The Liberty University case also is unique in that it was the only one where the appeals court decided it couldn’t even make a ruling, given that the provisions it was supposed to rule on hadn’t come into effect. The Fourth Circuit Court of Appeals ruled that the Anti-Injunction Act precluded any rulings about the mandate’s constitutionality before the mandate actually took effect and individuals began paying penalties.
The Supreme Court sided against that viewpoint. In its decision, the justices said that it was within the court’s power to rule on the health law now. That leaves Liberty wanting some answers on the provisions it challenged in court. The Obama administration also agreed that these issues should go back to the Fourth Circuit. Other courts are already hearing new challenges to the health care law, too.

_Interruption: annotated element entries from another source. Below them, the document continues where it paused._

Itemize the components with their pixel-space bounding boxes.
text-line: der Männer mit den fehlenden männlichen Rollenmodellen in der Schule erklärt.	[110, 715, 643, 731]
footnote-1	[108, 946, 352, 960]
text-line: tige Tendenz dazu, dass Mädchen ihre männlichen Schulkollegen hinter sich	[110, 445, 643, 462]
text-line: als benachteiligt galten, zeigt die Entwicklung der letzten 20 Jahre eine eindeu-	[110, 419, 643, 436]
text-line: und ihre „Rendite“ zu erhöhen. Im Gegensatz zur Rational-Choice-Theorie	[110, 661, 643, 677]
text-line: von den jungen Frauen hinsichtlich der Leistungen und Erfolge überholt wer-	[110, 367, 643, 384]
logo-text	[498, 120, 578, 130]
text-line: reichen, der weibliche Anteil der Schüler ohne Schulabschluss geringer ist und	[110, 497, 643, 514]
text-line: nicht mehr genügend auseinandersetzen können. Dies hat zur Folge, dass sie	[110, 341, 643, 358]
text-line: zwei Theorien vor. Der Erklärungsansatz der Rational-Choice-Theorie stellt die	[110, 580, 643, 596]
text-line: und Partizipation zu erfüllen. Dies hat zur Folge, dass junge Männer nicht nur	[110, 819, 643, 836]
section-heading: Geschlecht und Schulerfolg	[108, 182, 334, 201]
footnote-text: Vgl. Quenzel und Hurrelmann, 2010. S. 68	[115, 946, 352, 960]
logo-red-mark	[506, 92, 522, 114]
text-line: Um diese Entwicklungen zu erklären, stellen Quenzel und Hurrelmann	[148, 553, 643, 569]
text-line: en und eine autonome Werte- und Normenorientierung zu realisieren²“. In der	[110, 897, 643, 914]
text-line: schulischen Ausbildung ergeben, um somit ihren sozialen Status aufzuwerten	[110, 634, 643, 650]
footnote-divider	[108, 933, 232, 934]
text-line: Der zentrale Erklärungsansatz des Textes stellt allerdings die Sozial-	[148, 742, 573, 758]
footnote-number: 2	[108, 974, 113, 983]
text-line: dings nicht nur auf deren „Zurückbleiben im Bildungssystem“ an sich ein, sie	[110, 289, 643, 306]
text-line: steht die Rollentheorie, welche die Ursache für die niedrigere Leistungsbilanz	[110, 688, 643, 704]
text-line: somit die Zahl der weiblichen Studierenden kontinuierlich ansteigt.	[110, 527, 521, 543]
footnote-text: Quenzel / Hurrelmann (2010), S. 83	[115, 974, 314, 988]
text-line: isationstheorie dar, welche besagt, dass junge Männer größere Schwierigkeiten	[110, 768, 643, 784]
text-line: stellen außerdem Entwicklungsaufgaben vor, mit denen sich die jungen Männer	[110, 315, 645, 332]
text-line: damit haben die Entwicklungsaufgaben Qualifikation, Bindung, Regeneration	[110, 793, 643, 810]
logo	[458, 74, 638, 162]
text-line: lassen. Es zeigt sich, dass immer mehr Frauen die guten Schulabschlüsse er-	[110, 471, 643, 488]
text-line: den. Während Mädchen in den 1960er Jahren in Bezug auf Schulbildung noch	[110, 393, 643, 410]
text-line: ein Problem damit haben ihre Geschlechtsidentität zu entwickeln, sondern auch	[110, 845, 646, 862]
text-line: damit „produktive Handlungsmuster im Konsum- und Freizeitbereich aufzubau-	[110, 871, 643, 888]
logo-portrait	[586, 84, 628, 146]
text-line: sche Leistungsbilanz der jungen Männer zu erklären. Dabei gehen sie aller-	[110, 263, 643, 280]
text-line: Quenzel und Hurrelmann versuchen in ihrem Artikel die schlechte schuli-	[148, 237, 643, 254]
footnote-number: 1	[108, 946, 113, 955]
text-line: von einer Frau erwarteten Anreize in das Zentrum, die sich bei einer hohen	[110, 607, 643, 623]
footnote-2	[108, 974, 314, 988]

Liberty University doesn’t want to challenge the individual mandate; we already know what the Supreme Court thinks about that. But it does want are answers on two other provisions that it challenged: the mandate that employers provide insurance coverage and the requirement that contraceptives be covered. ”Petitioners’ remaining claims should be subject to adjudication by the lower courts,” Liberty University’s lawyers wrote in a July 2012 petition for re-hearing.
The ever-helpful Lyle Denniston at SCOTUSBlog, who has covered the Supreme Court for decades now, observes that this is a pretty rare move:
Ordinarily, the Court simply denies rehearing pleas with routine orders. The other side in such a situation is not even allowed to react to the rehearing petition unless the Court explicitly asks it to do so. The Court held onto the Liberty rehearing plea over the summer — a period during which it routinely denied a host of other rehearing petitions, without comment. The Justices took up the Liberty plea at their September 24 Conference, resulting in Monday’s order asking the Obama Administration to file a response — within thirty days – with advice on what the Court should do with the Liberty case. While not signaling what the ultimate disposition might be, that was a sufficient break from the normal practice that it carried at least potential significance.
It’s hard to know at this point what would happen if these two provisions of the health care law were overturned. Health policy experts don’t tend to consider the employer mandate as crucial to the health law’s success as the individual mandate. The vast majority of employers already provide insurance coverage, with no mandate at all. but if ACA results in unsustainable cost this could trigger a drop of coverage for millions of people.
If the mandate were to fall and employers were not to provide coverage, workers could potentially head to an insurance exchange and purchase coverage there, some with subsidies. Research suggests this coverage would end up costing employees more, but the option would still be there.